Breastfeeding's Impact on Blood Pressure

Previous research shows women who breastfeed are more likely to have children with low blood pressure. However, a new study suggests breastfeeding;s effect on blood pressure may not be as significant as previously thought. Researches from London reviewed 24 studies to determine whether children of mother who breastfeed are more likely to have lower blood pressure at different ages throughout childhood than children of mothers who do not breastfeed.

Results of the study shows systolic pressure lower in breastfeed children than in bottle-fed children. However, researches found no significant difference in diastolic blod pressure between breastfeed and bottle-fed groups. In addition, they found no specific trend among the different age groups studied.

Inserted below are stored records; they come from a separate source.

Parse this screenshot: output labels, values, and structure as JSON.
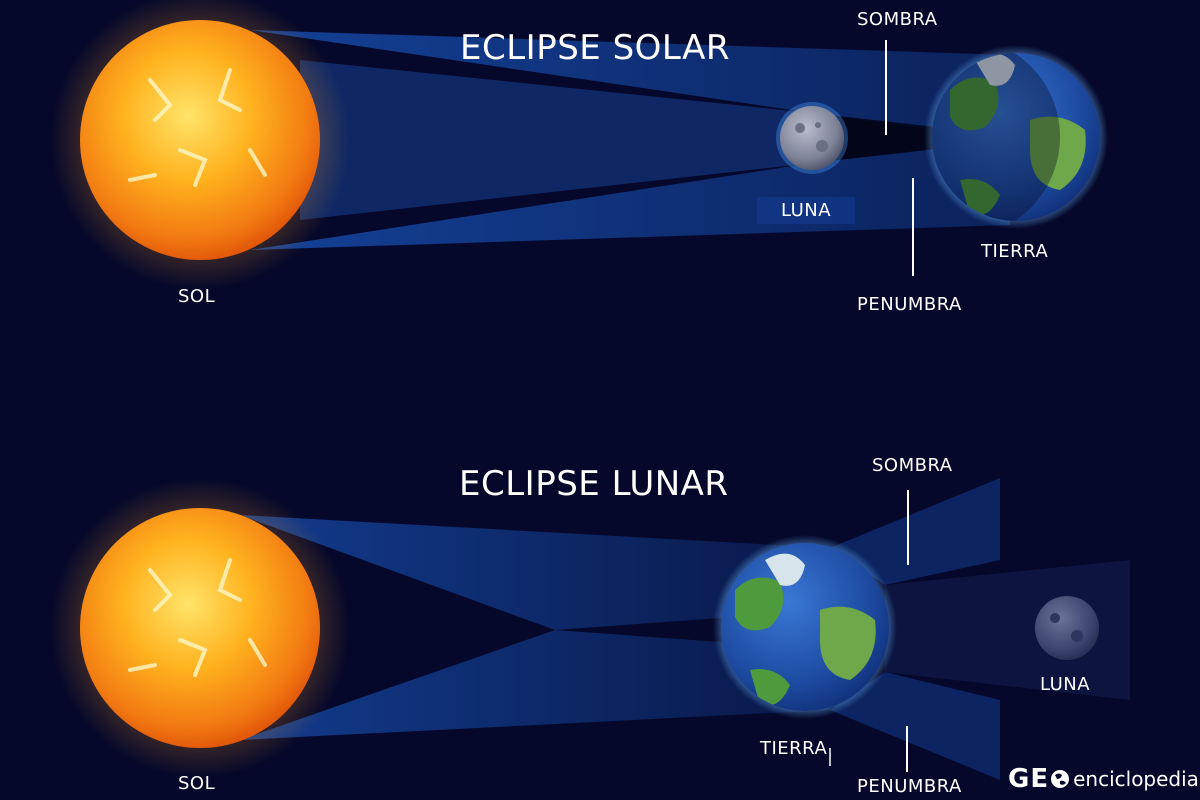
{
  "solar": {
    "title": "ECLIPSE SOLAR",
    "labels": {
      "sun": "SOL",
      "moon": "LUNA",
      "earth": "TIERRA",
      "umbra": "SOMBRA",
      "penumbra": "PENUMBRA"
    }
  },
  "lunar": {
    "title": "ECLIPSE LUNAR",
    "labels": {
      "sun": "SOL",
      "moon": "LUNA",
      "earth": "TIERRA",
      "umbra": "SOMBRA",
      "penumbra": "PENUMBRA"
    }
  },
  "brand": {
    "mark": "GE",
    "text": "enciclopedia",
    "icon": "globe-icon"
  },
  "colors": {
    "background": "#05082a",
    "beam": "#1f6ff0",
    "sun_core": "#ffd23a",
    "sun_edge": "#f06a10",
    "earth_ocean": "#1e4fa8",
    "earth_land": "#4f9a3c",
    "moon": "#8f94a8"
  }
}
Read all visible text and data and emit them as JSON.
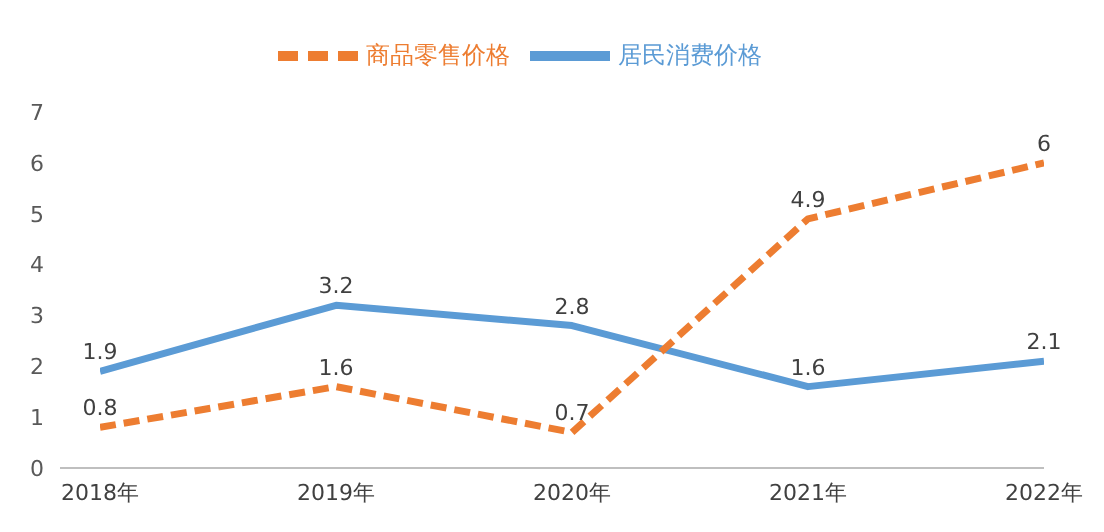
{
  "chart_data": {
    "type": "line",
    "categories": [
      "2018年",
      "2019年",
      "2020年",
      "2021年",
      "2022年"
    ],
    "series": [
      {
        "name": "居民消费价格",
        "color": "#5b9bd5",
        "values": [
          1.9,
          3.2,
          2.8,
          1.6,
          2.1
        ],
        "line_style": "solid"
      },
      {
        "name": "商品零售价格",
        "color": "#ed7d31",
        "values": [
          0.8,
          1.6,
          0.7,
          4.9,
          6
        ],
        "line_style": "dashed"
      }
    ],
    "ylim": [
      0,
      7
    ],
    "yticks": [
      0,
      1,
      2,
      3,
      4,
      5,
      6,
      7
    ],
    "grid": false,
    "legend": "top",
    "data_labels": true,
    "marker": "none"
  }
}
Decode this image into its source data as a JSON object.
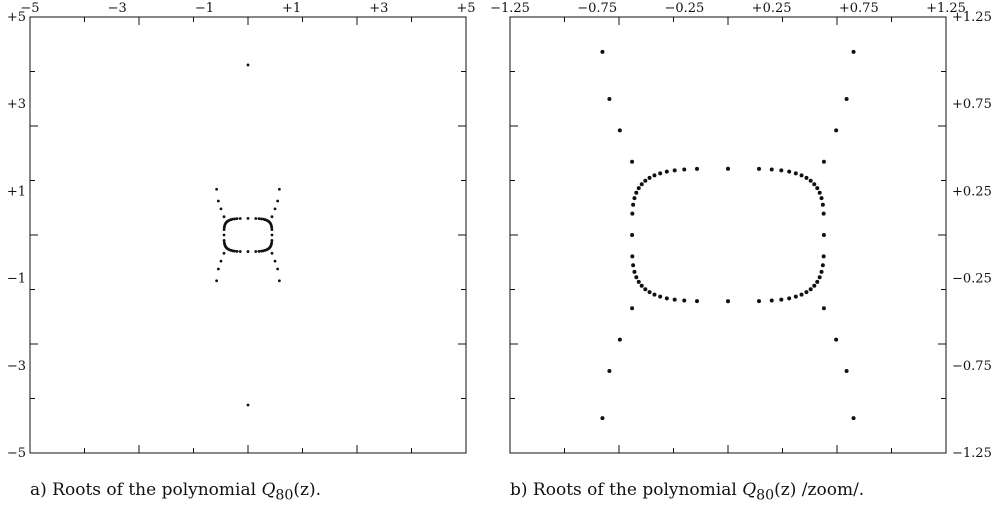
{
  "chart_data": [
    {
      "type": "scatter",
      "title": "",
      "caption": {
        "prefix": "a) Roots of the polynomial ",
        "func": "Q",
        "sub": "80",
        "arg": "(z)",
        "suffix": "."
      },
      "xlim": [
        -5,
        5
      ],
      "ylim": [
        -5,
        5
      ],
      "x_ticks": [
        -5,
        -3,
        -1,
        1,
        3,
        5
      ],
      "x_tick_labels": [
        "−5",
        "−3",
        "−1",
        "+1",
        "+3",
        "+5"
      ],
      "y_ticks": [
        5,
        3,
        1,
        -1,
        -3,
        -5
      ],
      "y_tick_labels": [
        "+5",
        "+3",
        "+1",
        "−1",
        "−3",
        "−5"
      ],
      "x_tick_position": "top",
      "y_tick_position": "left",
      "grid": false,
      "legend": "none",
      "point_color": "#111111",
      "shape": "rounded-oval loop of roots centered at origin with four arms",
      "oval": {
        "cx": 0,
        "cy": 0,
        "a": 0.55,
        "b": 0.38,
        "n": 60
      },
      "arms": [
        [
          0.55,
          0.42
        ],
        [
          0.62,
          0.6
        ],
        [
          0.68,
          0.78
        ],
        [
          0.72,
          1.05
        ],
        [
          -0.55,
          0.42
        ],
        [
          -0.62,
          0.6
        ],
        [
          -0.68,
          0.78
        ],
        [
          -0.72,
          1.05
        ],
        [
          0.55,
          -0.42
        ],
        [
          0.62,
          -0.6
        ],
        [
          0.68,
          -0.78
        ],
        [
          0.72,
          -1.05
        ],
        [
          -0.55,
          -0.42
        ],
        [
          -0.62,
          -0.6
        ],
        [
          -0.68,
          -0.78
        ],
        [
          -0.72,
          -1.05
        ]
      ],
      "extra_points": [
        [
          0,
          3.9
        ],
        [
          0,
          -3.9
        ]
      ]
    },
    {
      "type": "scatter",
      "title": "",
      "caption": {
        "prefix": "b) Roots of the polynomial ",
        "func": "Q",
        "sub": "80",
        "arg": "(z)",
        "suffix": " /zoom/."
      },
      "xlim": [
        -1.25,
        1.25
      ],
      "ylim": [
        -1.25,
        1.25
      ],
      "x_ticks": [
        -1.25,
        -0.75,
        -0.25,
        0.25,
        0.75,
        1.25
      ],
      "x_tick_labels": [
        "−1.25",
        "−0.75",
        "−0.25",
        "+0.25",
        "+0.75",
        "+1.25"
      ],
      "y_ticks": [
        1.25,
        0.75,
        0.25,
        -0.25,
        -0.75,
        -1.25
      ],
      "y_tick_labels": [
        "+1.25",
        "+0.75",
        "+0.25",
        "−0.25",
        "−0.75",
        "−1.25"
      ],
      "x_tick_position": "top",
      "y_tick_position": "right",
      "grid": false,
      "legend": "none",
      "point_color": "#111111",
      "shape": "rounded-oval loop of roots centered at origin with four arms",
      "oval": {
        "cx": 0,
        "cy": 0,
        "a": 0.55,
        "b": 0.38,
        "n": 60
      },
      "arms": [
        [
          0.55,
          0.42
        ],
        [
          0.62,
          0.6
        ],
        [
          0.68,
          0.78
        ],
        [
          0.72,
          1.05
        ],
        [
          -0.55,
          0.42
        ],
        [
          -0.62,
          0.6
        ],
        [
          -0.68,
          0.78
        ],
        [
          -0.72,
          1.05
        ],
        [
          0.55,
          -0.42
        ],
        [
          0.62,
          -0.6
        ],
        [
          0.68,
          -0.78
        ],
        [
          0.72,
          -1.05
        ],
        [
          -0.55,
          -0.42
        ],
        [
          -0.62,
          -0.6
        ],
        [
          -0.68,
          -0.78
        ],
        [
          -0.72,
          -1.05
        ]
      ],
      "extra_points": []
    }
  ]
}
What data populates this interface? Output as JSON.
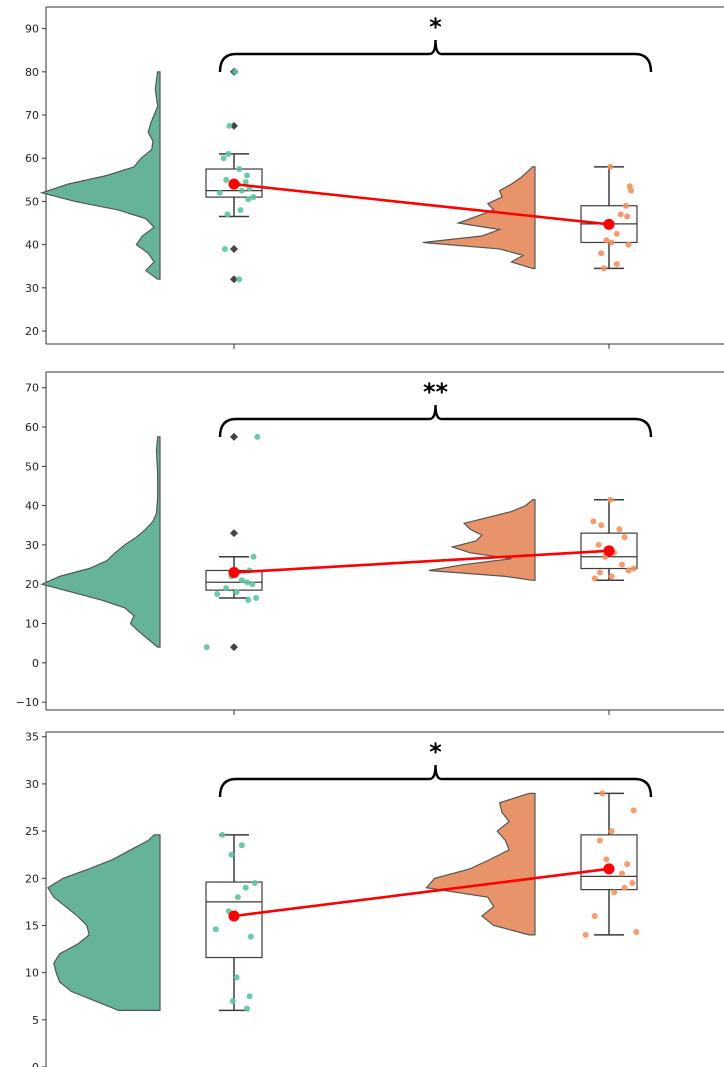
{
  "colors": {
    "group_a": "#66b39b",
    "group_b": "#e8946b",
    "jitter_a": "#5cc49a",
    "jitter_b": "#f5915c",
    "mean": "#ff0000",
    "box_edge": "#3b3b3b",
    "outlier": "#444444",
    "violin_edge": "#555555"
  },
  "chart_data": [
    {
      "type": "raincloud",
      "significance": "*",
      "ylim": [
        17,
        95
      ],
      "yticks": [
        "20",
        "30",
        "40",
        "50",
        "60",
        "70",
        "80",
        "90"
      ],
      "groups": [
        {
          "box": {
            "whisker_low": 46.5,
            "q1": 51,
            "median": 52.5,
            "q3": 57.5,
            "whisker_high": 61
          },
          "mean": 54,
          "outliers": [
            80,
            67.5,
            39,
            32
          ],
          "violin": [
            [
              32,
              0.02
            ],
            [
              34,
              0.12
            ],
            [
              36,
              0.05
            ],
            [
              38,
              0.1
            ],
            [
              40,
              0.2
            ],
            [
              42,
              0.15
            ],
            [
              44,
              0.05
            ],
            [
              46,
              0.12
            ],
            [
              48,
              0.35
            ],
            [
              50,
              0.72
            ],
            [
              52,
              1.0
            ],
            [
              54,
              0.78
            ],
            [
              56,
              0.45
            ],
            [
              58,
              0.22
            ],
            [
              60,
              0.16
            ],
            [
              62,
              0.07
            ],
            [
              64,
              0.06
            ],
            [
              66,
              0.1
            ],
            [
              68,
              0.08
            ],
            [
              70,
              0.05
            ],
            [
              72,
              0.02
            ],
            [
              74,
              0.03
            ],
            [
              76,
              0.04
            ],
            [
              78,
              0.03
            ],
            [
              80,
              0.02
            ]
          ],
          "jitter": [
            [
              80,
              0.05
            ],
            [
              67.5,
              -0.18
            ],
            [
              61,
              -0.22
            ],
            [
              60,
              -0.4
            ],
            [
              57.5,
              0.2
            ],
            [
              56,
              0.5
            ],
            [
              55,
              -0.3
            ],
            [
              54.5,
              0.45
            ],
            [
              54,
              0.15
            ],
            [
              53,
              0.6
            ],
            [
              52.5,
              0.3
            ],
            [
              52,
              -0.55
            ],
            [
              51,
              0.75
            ],
            [
              50.5,
              0.55
            ],
            [
              48,
              0.25
            ],
            [
              47,
              -0.25
            ],
            [
              39,
              -0.35
            ],
            [
              32,
              0.2
            ]
          ]
        },
        {
          "box": {
            "whisker_low": 34.5,
            "q1": 40.5,
            "median": 44.8,
            "q3": 49,
            "whisker_high": 58
          },
          "mean": 44.7,
          "outliers": [],
          "violin": [
            [
              34.5,
              0.02
            ],
            [
              36,
              0.2
            ],
            [
              37.5,
              0.1
            ],
            [
              39,
              0.3
            ],
            [
              40.5,
              0.95
            ],
            [
              42,
              0.45
            ],
            [
              43.5,
              0.3
            ],
            [
              45,
              0.65
            ],
            [
              46.5,
              0.5
            ],
            [
              48,
              0.35
            ],
            [
              49.5,
              0.4
            ],
            [
              51,
              0.28
            ],
            [
              52.5,
              0.3
            ],
            [
              54,
              0.2
            ],
            [
              55.5,
              0.12
            ],
            [
              57,
              0.06
            ],
            [
              58,
              0.02
            ]
          ],
          "jitter": [
            [
              58,
              0.05
            ],
            [
              53.5,
              0.8
            ],
            [
              52.5,
              0.85
            ],
            [
              49,
              0.65
            ],
            [
              47,
              0.45
            ],
            [
              46.5,
              0.7
            ],
            [
              44.5,
              0.1
            ],
            [
              42.5,
              0.3
            ],
            [
              41,
              -0.1
            ],
            [
              40.5,
              0.1
            ],
            [
              40,
              0.75
            ],
            [
              38,
              -0.3
            ],
            [
              35.5,
              0.3
            ],
            [
              34.5,
              -0.2
            ]
          ]
        }
      ]
    },
    {
      "type": "raincloud",
      "significance": "**",
      "ylim": [
        -12,
        74
      ],
      "yticks": [
        "−10",
        "0",
        "10",
        "20",
        "30",
        "40",
        "50",
        "60",
        "70"
      ],
      "groups": [
        {
          "box": {
            "whisker_low": 16.5,
            "q1": 18.5,
            "median": 20.5,
            "q3": 23.5,
            "whisker_high": 27
          },
          "mean": 23,
          "outliers": [
            57.5,
            33,
            4
          ],
          "violin": [
            [
              4,
              0.02
            ],
            [
              6,
              0.1
            ],
            [
              8,
              0.18
            ],
            [
              10,
              0.25
            ],
            [
              12,
              0.22
            ],
            [
              14,
              0.3
            ],
            [
              16,
              0.5
            ],
            [
              18,
              0.75
            ],
            [
              20,
              1.0
            ],
            [
              22,
              0.85
            ],
            [
              24,
              0.6
            ],
            [
              26,
              0.45
            ],
            [
              28,
              0.38
            ],
            [
              30,
              0.3
            ],
            [
              32,
              0.2
            ],
            [
              34,
              0.12
            ],
            [
              36,
              0.06
            ],
            [
              38,
              0.03
            ],
            [
              42,
              0.02
            ],
            [
              48,
              0.02
            ],
            [
              54,
              0.03
            ],
            [
              57.5,
              0.02
            ]
          ],
          "jitter": [
            [
              57.5,
              0.9
            ],
            [
              27,
              0.75
            ],
            [
              23.5,
              0.6
            ],
            [
              22,
              -0.1
            ],
            [
              21,
              0.3
            ],
            [
              20.5,
              0.5
            ],
            [
              20,
              0.7
            ],
            [
              19,
              -0.3
            ],
            [
              18,
              0.1
            ],
            [
              17.5,
              -0.65
            ],
            [
              16.5,
              0.85
            ],
            [
              16,
              0.55
            ],
            [
              4,
              -1.05
            ]
          ]
        },
        {
          "box": {
            "whisker_low": 21,
            "q1": 24,
            "median": 27,
            "q3": 33,
            "whisker_high": 41.5
          },
          "mean": 28.5,
          "outliers": [],
          "violin": [
            [
              21,
              0.02
            ],
            [
              22,
              0.25
            ],
            [
              23.5,
              0.9
            ],
            [
              25,
              0.6
            ],
            [
              26.5,
              0.2
            ],
            [
              28,
              0.55
            ],
            [
              29.5,
              0.7
            ],
            [
              31,
              0.5
            ],
            [
              32.5,
              0.45
            ],
            [
              34,
              0.55
            ],
            [
              35.5,
              0.6
            ],
            [
              37,
              0.4
            ],
            [
              38.5,
              0.2
            ],
            [
              40,
              0.08
            ],
            [
              41.5,
              0.02
            ]
          ],
          "jitter": [
            [
              41.5,
              0.05
            ],
            [
              36,
              -0.6
            ],
            [
              35,
              -0.3
            ],
            [
              34,
              0.4
            ],
            [
              32,
              0.6
            ],
            [
              30,
              -0.4
            ],
            [
              28,
              0.2
            ],
            [
              27,
              -0.15
            ],
            [
              25,
              0.5
            ],
            [
              24,
              0.95
            ],
            [
              23.5,
              0.75
            ],
            [
              23,
              -0.35
            ],
            [
              22,
              0.1
            ],
            [
              21.5,
              -0.55
            ]
          ]
        }
      ]
    },
    {
      "type": "raincloud",
      "significance": "*",
      "ylim": [
        0,
        35.5
      ],
      "yticks": [
        "0",
        "5",
        "10",
        "15",
        "20",
        "25",
        "30",
        "35"
      ],
      "groups": [
        {
          "box": {
            "whisker_low": 6,
            "q1": 11.6,
            "median": 17.5,
            "q3": 19.6,
            "whisker_high": 24.6
          },
          "mean": 16,
          "outliers": [],
          "violin": [
            [
              6,
              0.35
            ],
            [
              7,
              0.55
            ],
            [
              8,
              0.75
            ],
            [
              9,
              0.85
            ],
            [
              10,
              0.88
            ],
            [
              11,
              0.9
            ],
            [
              12,
              0.85
            ],
            [
              13,
              0.7
            ],
            [
              14,
              0.6
            ],
            [
              15,
              0.62
            ],
            [
              16,
              0.7
            ],
            [
              17,
              0.8
            ],
            [
              18,
              0.9
            ],
            [
              19,
              0.95
            ],
            [
              20,
              0.82
            ],
            [
              21,
              0.6
            ],
            [
              22,
              0.4
            ],
            [
              23,
              0.25
            ],
            [
              24,
              0.1
            ],
            [
              24.6,
              0.05
            ]
          ],
          "jitter": [
            [
              24.6,
              -0.45
            ],
            [
              23.5,
              0.3
            ],
            [
              22.5,
              -0.1
            ],
            [
              19.5,
              0.8
            ],
            [
              19,
              0.45
            ],
            [
              18,
              0.15
            ],
            [
              16.5,
              -0.2
            ],
            [
              14.6,
              -0.7
            ],
            [
              13.8,
              0.65
            ],
            [
              9.5,
              0.1
            ],
            [
              7.5,
              0.6
            ],
            [
              7,
              -0.05
            ],
            [
              6.2,
              0.5
            ]
          ]
        },
        {
          "box": {
            "whisker_low": 14,
            "q1": 18.8,
            "median": 20.2,
            "q3": 24.6,
            "whisker_high": 29
          },
          "mean": 21,
          "outliers": [],
          "violin": [
            [
              14,
              0.05
            ],
            [
              15,
              0.35
            ],
            [
              16,
              0.45
            ],
            [
              17,
              0.35
            ],
            [
              18,
              0.4
            ],
            [
              19,
              0.92
            ],
            [
              20,
              0.85
            ],
            [
              21,
              0.55
            ],
            [
              22,
              0.38
            ],
            [
              23,
              0.22
            ],
            [
              24,
              0.25
            ],
            [
              25,
              0.32
            ],
            [
              26,
              0.22
            ],
            [
              27,
              0.28
            ],
            [
              28,
              0.3
            ],
            [
              29,
              0.05
            ]
          ],
          "jitter": [
            [
              29,
              -0.25
            ],
            [
              27.2,
              0.95
            ],
            [
              25,
              0.1
            ],
            [
              24,
              -0.35
            ],
            [
              22,
              -0.1
            ],
            [
              21.5,
              0.7
            ],
            [
              20.5,
              0.5
            ],
            [
              19.5,
              0.9
            ],
            [
              19,
              0.6
            ],
            [
              18.5,
              0.2
            ],
            [
              16,
              -0.55
            ],
            [
              14.3,
              1.05
            ],
            [
              14,
              -0.9
            ]
          ]
        }
      ]
    }
  ]
}
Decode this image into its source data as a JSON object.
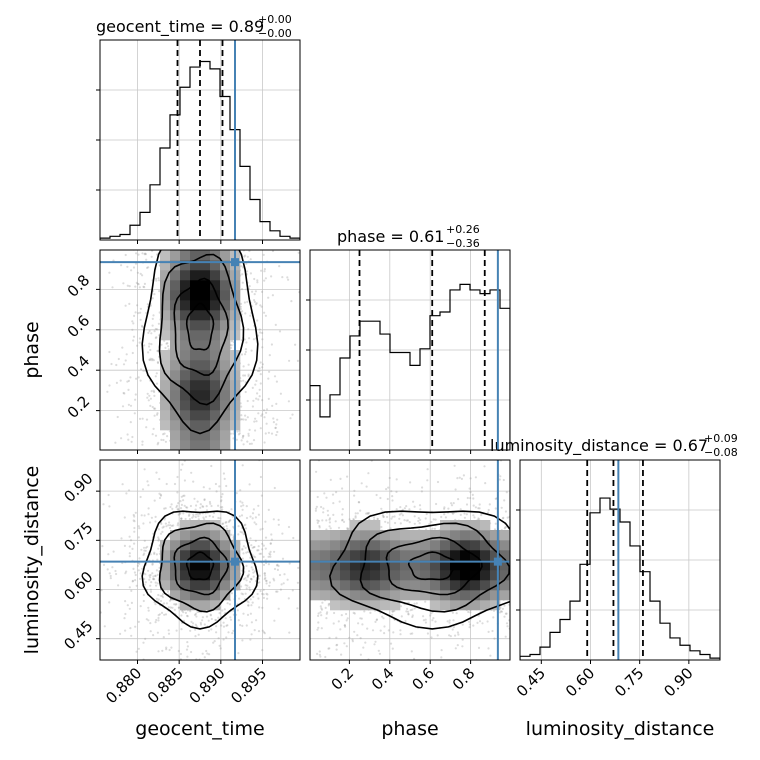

Researches also say most studies that show a strong correlation between breatfeeding and low blood pressure are small, which raises the possibility of publication bias. Authors of the study write, "Our systematic review found that publication bias may partly explain the lower mean systolic blood pressure observed in participants that had been breastfeed in infancy, with large studies showing little difference." Researches add, even if publication bias did occur, the overall difference in systolic blood pressure was only 1.1 Millimeters of mercury, which they say is fairly modest.

However researches still recommend that mothers breastfeed their infants because of other long-term benefits such as improved neural and psychological development, potential protection against obesity, and possible allergy immunity.